Un mythe tenace ,popularisé par Viollet-le-Duc( né le 27 janvier 1814 à Paris et mort le 17 septembre 1879 à Lausanne, est un architecte français, connu auprès du grand public pour ses restaurations de constructions médiévales.)
veut que les Templiers aient systématiquement bâtie leurs églises selon un plan centré,sur le modèle du Saint Sépulcre de Jérusalem.
En réalité ,en dépit de quelques exemples fameux(les rotondes de Londres,Paris  ou Tomar),ils ont privilégié des constructions bien plus simples.

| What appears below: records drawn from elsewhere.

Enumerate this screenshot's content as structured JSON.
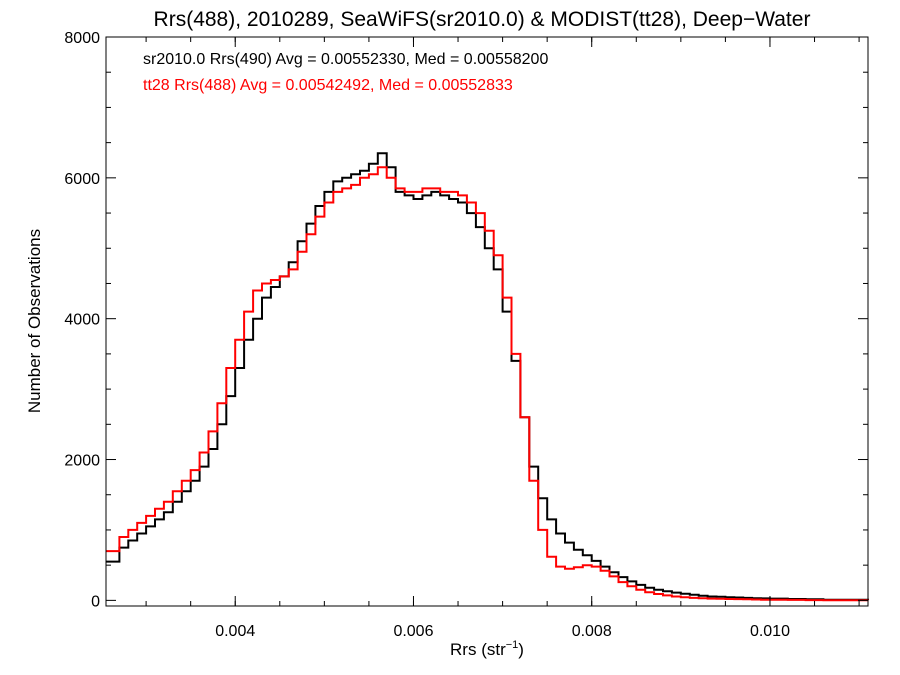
{
  "chart_data": {
    "type": "line",
    "step": true,
    "title": "Rrs(488), 2010289, SeaWiFS(sr2010.0) & MODIST(tt28), Deep−Water",
    "xlabel_main": "Rrs (str",
    "xlabel_sup": "−1",
    "xlabel_end": ")",
    "ylabel": "Number of Observations",
    "xlim": [
      0.00255,
      0.0111
    ],
    "ylim": [
      -80,
      8000
    ],
    "x_ticks": [
      {
        "value": 0.004,
        "label": "0.004"
      },
      {
        "value": 0.006,
        "label": "0.006"
      },
      {
        "value": 0.008,
        "label": "0.008"
      },
      {
        "value": 0.01,
        "label": "0.010"
      }
    ],
    "y_ticks": [
      {
        "value": 0,
        "label": "0"
      },
      {
        "value": 2000,
        "label": "2000"
      },
      {
        "value": 4000,
        "label": "4000"
      },
      {
        "value": 6000,
        "label": "6000"
      },
      {
        "value": 8000,
        "label": "8000"
      }
    ],
    "grid": false,
    "legend_position": "top-left",
    "series": [
      {
        "name": "sr2010.0 Rrs(490) Avg = 0.00552330, Med = 0.00558200",
        "color": "#000000",
        "x": [
          0.00255,
          0.0027,
          0.0028,
          0.0029,
          0.003,
          0.0031,
          0.0032,
          0.0033,
          0.0034,
          0.0035,
          0.0036,
          0.0037,
          0.0038,
          0.0039,
          0.004,
          0.0041,
          0.0042,
          0.0043,
          0.0044,
          0.0045,
          0.0046,
          0.0047,
          0.0048,
          0.0049,
          0.005,
          0.0051,
          0.0052,
          0.0053,
          0.0054,
          0.0055,
          0.0056,
          0.0057,
          0.0058,
          0.0059,
          0.006,
          0.0061,
          0.0062,
          0.0063,
          0.0064,
          0.0065,
          0.0066,
          0.0067,
          0.0068,
          0.0069,
          0.007,
          0.0071,
          0.0072,
          0.0073,
          0.0074,
          0.0075,
          0.0076,
          0.0077,
          0.0078,
          0.0079,
          0.008,
          0.0081,
          0.0082,
          0.0083,
          0.0084,
          0.0085,
          0.0086,
          0.0087,
          0.0088,
          0.0089,
          0.009,
          0.0091,
          0.0092,
          0.0093,
          0.0094,
          0.0095,
          0.0096,
          0.0097,
          0.0098,
          0.0099,
          0.01,
          0.0102,
          0.0104,
          0.0106,
          0.0108,
          0.0111
        ],
        "y": [
          550,
          750,
          850,
          950,
          1050,
          1150,
          1250,
          1400,
          1550,
          1700,
          1900,
          2150,
          2500,
          2900,
          3300,
          3700,
          4000,
          4300,
          4450,
          4600,
          4800,
          5100,
          5350,
          5600,
          5800,
          5950,
          6000,
          6050,
          6100,
          6200,
          6350,
          6150,
          5800,
          5750,
          5700,
          5750,
          5800,
          5750,
          5700,
          5650,
          5500,
          5300,
          5000,
          4700,
          4100,
          3400,
          2600,
          1900,
          1450,
          1150,
          950,
          820,
          720,
          640,
          560,
          480,
          400,
          330,
          270,
          220,
          180,
          150,
          130,
          110,
          95,
          80,
          65,
          55,
          50,
          45,
          40,
          35,
          30,
          28,
          25,
          20,
          15,
          10,
          8,
          5
        ]
      },
      {
        "name": "tt28 Rrs(488) Avg = 0.00542492, Med = 0.00552833",
        "color": "#ff0000",
        "x": [
          0.00255,
          0.0027,
          0.0028,
          0.0029,
          0.003,
          0.0031,
          0.0032,
          0.0033,
          0.0034,
          0.0035,
          0.0036,
          0.0037,
          0.0038,
          0.0039,
          0.004,
          0.0041,
          0.0042,
          0.0043,
          0.0044,
          0.0045,
          0.0046,
          0.0047,
          0.0048,
          0.0049,
          0.005,
          0.0051,
          0.0052,
          0.0053,
          0.0054,
          0.0055,
          0.0056,
          0.0057,
          0.0058,
          0.0059,
          0.006,
          0.0061,
          0.0062,
          0.0063,
          0.0064,
          0.0065,
          0.0066,
          0.0067,
          0.0068,
          0.0069,
          0.007,
          0.0071,
          0.0072,
          0.0073,
          0.0074,
          0.0075,
          0.0076,
          0.0077,
          0.0078,
          0.0079,
          0.008,
          0.0081,
          0.0082,
          0.0083,
          0.0084,
          0.0085,
          0.0086,
          0.0087,
          0.0088,
          0.0089,
          0.009,
          0.0091,
          0.0092,
          0.0093,
          0.0094,
          0.0095,
          0.0096,
          0.0097,
          0.0098,
          0.0099,
          0.01,
          0.0102,
          0.0104,
          0.0106,
          0.0108,
          0.0111
        ],
        "y": [
          700,
          900,
          1000,
          1100,
          1200,
          1300,
          1400,
          1550,
          1700,
          1850,
          2100,
          2400,
          2800,
          3300,
          3700,
          4100,
          4400,
          4500,
          4550,
          4600,
          4700,
          4950,
          5200,
          5450,
          5650,
          5800,
          5850,
          5900,
          6000,
          6050,
          6150,
          6000,
          5850,
          5800,
          5800,
          5850,
          5850,
          5800,
          5800,
          5750,
          5650,
          5500,
          5250,
          4900,
          4300,
          3500,
          2600,
          1700,
          1000,
          620,
          480,
          450,
          470,
          500,
          480,
          420,
          340,
          260,
          200,
          150,
          115,
          90,
          70,
          55,
          45,
          35,
          30,
          25,
          22,
          20,
          18,
          15,
          12,
          10,
          8,
          6,
          4,
          3,
          2,
          1
        ]
      }
    ]
  }
}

S’il n’existe pas de modèle unique d’architecture templiére,les frères s’étant pliés aux répertoires stylistiques et techniques locaux,on note toutefois des plans de prédilection qui révèlent l’esprit de simplicité et d’austérité qui imprègne l’ordre à ses débuts.La nef unique voutée en berceau brisé,terminée par une abside ou le plus souvent par un chevet plat,est une constante que l’on retrouve dans les églises conventuelles,mais aussi dans les chapelles castrales(rattaché à un château).La simplicité des élévations et la discrétion des éléments sculptés laissent en revanche la place aux décors peints,dont les rares exemplaires conservés sont à Cressac , à Pérouse ou en Catalogne.Il est possible d’identifier des familles d’églises stylistiquement homogènes à l’échelle d’une région.Ainsi,en Aquitaine,dans un espace marqué par l’efflorescence du décor roman,les chapelles Templiéres s’en tiennent au modèle du vaisseau unique,simplement éclairé au chevet par trois baies d’inspiration toute cistercienne.en Catalogne,les frères sont les premiers à utiliser l’arc diaphragme-solution de couvrement riche d’avenir-,qu’ils adaptent successivement aux constructions romanes et aux premières expériences gothiques.Au XIIIe siècle,l’ordre n’est pas insensible à ce nouveau style qu’il transporte du berceau francilien-le Temple de Paris,Epailly ou Rampillon-aux terres méridionales.Ainsi la chapelle du Temple d’Avignon ou la vaste église de Villalcàzar de Sirga,en Vieille-Castille,portent-elles les marques du gothique rayonnant.Preuve que les Templiers peuvent,à l’occasion,diffuser des formes et techniques nouvelles.C’est dans le domaine de l’architecture militaire que ces transferts sont les plus évidents,même s’il est délicat d’en déterminer précisément les canaux de diffusion.En occident,si les Templiers se sont conformés aux techniques et aux vocabulaires stylistiques locaux,commanderies, églises et châteaux n’en portent pas moins leur marque.L’aspect fonctionnel prime toujours,mais les frères n’ont pas hésité à adopter et à diffuser certaines nouveautés lorsqu’il s’agissait d’améliorer la défense d’un château ou d’exalter le rayonnement  spirituel d’un lieu de culte.